Born in Pittsburgh, Pennsylvania, he was raised Roman Catholic, and attended the Culver Military Academy and graduated from Cornell University with a degree in engineering. Attracted to the vaudeville stage, he made his movie debut in 1916 in The Blue Envelope Mystery. During World War I, he served as a captain in the ambulance service.
Returning from the war, he became a star in such films as The Sheik and The Three Musketeers. When he starred in 1923's A Woman of Paris, he solidified the image of a well-dressed man-about-town.
His career stalled with the coming of talkies, but in 1930 he starred in Morocco, with Marlene Dietrich. He was nominated for an Academy Award for The Front Page (1931).

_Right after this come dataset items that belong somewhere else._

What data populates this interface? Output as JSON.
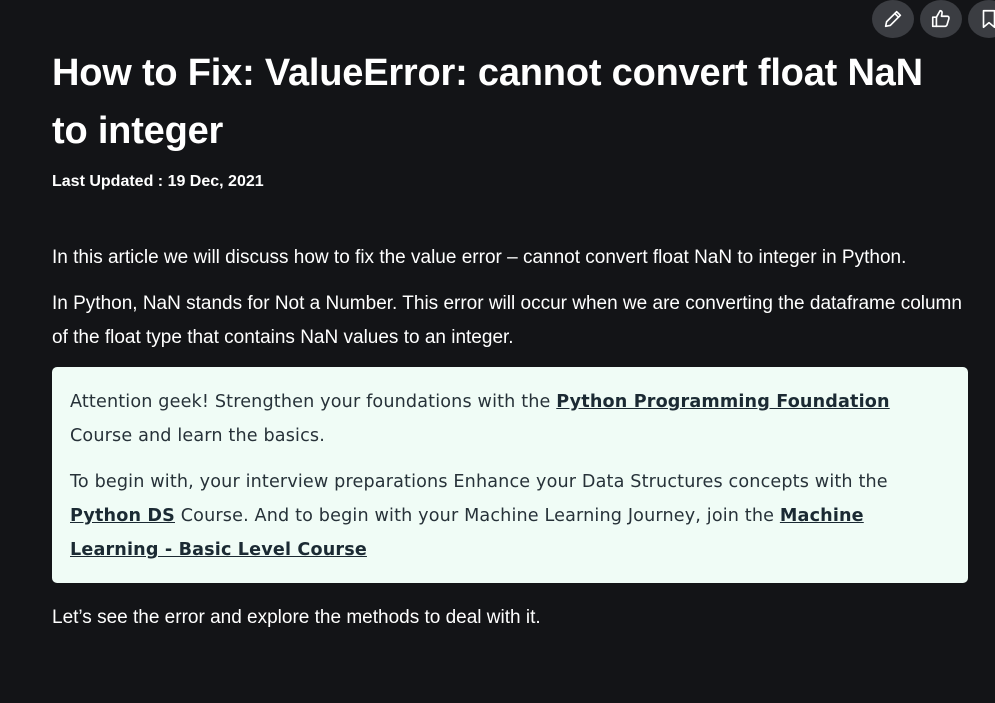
{
  "toolbar": {
    "icons": [
      "edit-icon",
      "like-icon",
      "bookmark-icon"
    ]
  },
  "article": {
    "title": "How to Fix: ValueError: cannot convert float NaN to integer",
    "updated_label": "Last Updated : ",
    "updated_date": "19 Dec, 2021",
    "paragraphs": [
      "In this article we will discuss how to fix the value error – cannot convert float NaN to integer in Python.",
      "In Python, NaN stands for Not a Number. This error will occur when we are converting the dataframe column of the float type that contains NaN values to an integer.",
      "Let’s see the error and explore the methods to deal with it."
    ]
  },
  "promo": {
    "line1_prefix": " Attention geek! Strengthen your foundations with the ",
    "line1_link": "Python Programming Foundation",
    "line1_suffix": " Course and learn the basics.",
    "line2_prefix": "To begin with, your interview preparations Enhance your Data Structures concepts with the ",
    "line2_link1": "Python DS",
    "line2_middle": " Course. And to begin with your Machine Learning Journey, join the ",
    "line2_link2": "Machine Learning - Basic Level Course",
    "background": "#f0fcf6"
  },
  "colors": {
    "page_background": "#131417",
    "text": "#ffffff",
    "promo_text": "#273239"
  }
}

In 1947, Menjou cooperated with the House Committee on Un-American Activities in its hunt for Communists in Hollywood. Menjou was a leading member of the Motion Picture Alliance for the Preservation of American Ideas, a right-wing group formed to oppose Communist influence in Hollywood. Other members included Barbara Stanwyck and her husband, actor Robert Taylor.
He published his autobiography, It Took Nine Tailors in that year. He ended his career with such roles as a French officer during World War I in 1957's Paths of Glory, and as the town curmudgeon in Pollyanna in 1960.
Menjou has a star on the Hollywood Walk of Fame at 6822 Hollywood Blvd.